See also: “Literal or Liberal: Our only choices for interpreting the Bible?” at An Evangelical Dialogue on Evolution. This is an excellent post that seeks to get beyond the false dichotomies that often plague conversations about the Bible.

Comments

Anonymous said…
I wonder if you might be interested in a series of posts I've started writing on inerrancy.
So far, there are four posts - a quotation from R K Harrison and three articles on "Berkouwer's Doctrine of Scripture".
I will be writing some more posts on this subject.
I hope these articles will add something helpful to your reflections on the subject of inerrancy.
R.O. Flyer said…
I commend you for taking the time to engage such a boring yet pressing topic.

As you point out, "we live in a different age today," but unfortunately belief in biblical inerrancy does not seem any less popular. Although places like Fuller have conceded some to historical-criticism, many evangelical seminaries and biblical scholars continue to maintain this magical view of Scripture. Apparently, then, for some, the doctrine of inerrancy is worth redeeming.

As you note, the notion of inerrancy is nowhere raised in the biblical material. This is, in fact, one of the great ironies of this tradition. 2 Tim. 3:16 is of course the common passage cited to support such a view, but notice how the passage says nothing about the inerrancy or infallibility of scripture. In fact, the passage does not seem at all interested in the question of whether all historical statements within scripture are accurate. Nor does it suggest that the scripture, being inspired, ought to be the controlling and dominating criterion for Christian thought. The passage simply says that scripture, being inspired, is "profitable for teaching, for reproof, for correction...."

In my opinion, defenders of inerrancy are only interested in protecting the Bible because of severe theological insecurity. In the inerrantist view, if the Bible isn't without error then the whole faith is called into question. If the Bible isn't "God-breathed" then we might as well throw the whole thing out. It seems to me this has very little to do with faith in the person of Jesus Christ.
Halden said…
David, I agree with much if not most of what you say here.

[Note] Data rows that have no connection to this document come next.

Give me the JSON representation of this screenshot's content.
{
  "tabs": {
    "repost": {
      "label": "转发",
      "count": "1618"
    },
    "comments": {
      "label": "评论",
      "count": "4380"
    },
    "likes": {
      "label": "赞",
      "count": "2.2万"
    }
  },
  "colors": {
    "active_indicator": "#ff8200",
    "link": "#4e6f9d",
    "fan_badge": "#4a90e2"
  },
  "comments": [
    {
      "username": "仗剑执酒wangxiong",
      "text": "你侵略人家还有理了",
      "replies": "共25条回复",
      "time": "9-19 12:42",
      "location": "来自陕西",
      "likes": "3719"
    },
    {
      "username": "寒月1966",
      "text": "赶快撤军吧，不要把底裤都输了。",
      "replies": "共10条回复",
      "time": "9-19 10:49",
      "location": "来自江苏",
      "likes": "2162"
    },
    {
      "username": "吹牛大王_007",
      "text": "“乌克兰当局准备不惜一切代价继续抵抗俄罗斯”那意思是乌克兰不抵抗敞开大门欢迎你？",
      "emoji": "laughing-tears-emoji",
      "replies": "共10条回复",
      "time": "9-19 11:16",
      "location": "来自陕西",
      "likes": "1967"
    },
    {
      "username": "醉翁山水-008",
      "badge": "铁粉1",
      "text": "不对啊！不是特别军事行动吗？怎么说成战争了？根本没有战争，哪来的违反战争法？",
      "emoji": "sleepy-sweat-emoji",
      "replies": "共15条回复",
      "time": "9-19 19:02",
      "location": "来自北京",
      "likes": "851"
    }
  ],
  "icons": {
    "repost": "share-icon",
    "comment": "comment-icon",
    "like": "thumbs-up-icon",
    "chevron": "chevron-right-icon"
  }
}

I wonder, though, isn't the historicity of many of Scripture's narratives highly crucial to the Christian faith? Certainly the axehead floating and the resurrection are not on par with each other in any way, but it seems like there has to be a historical core to much of the OT narratives, and sometimes it seems like that core has to be be pretty big for the narratives to make theological sense.

And just for clarity's sake, I don't use the term 'historicity' here to mean 'in accordance with what can be discovered through empirical anaylsis of the past' (i.e. Barth's reason for not calling the resurrection "historical" even though he believed it happened in space and time). I use it simply to refer to things that happened in space and time.
Anonymous said…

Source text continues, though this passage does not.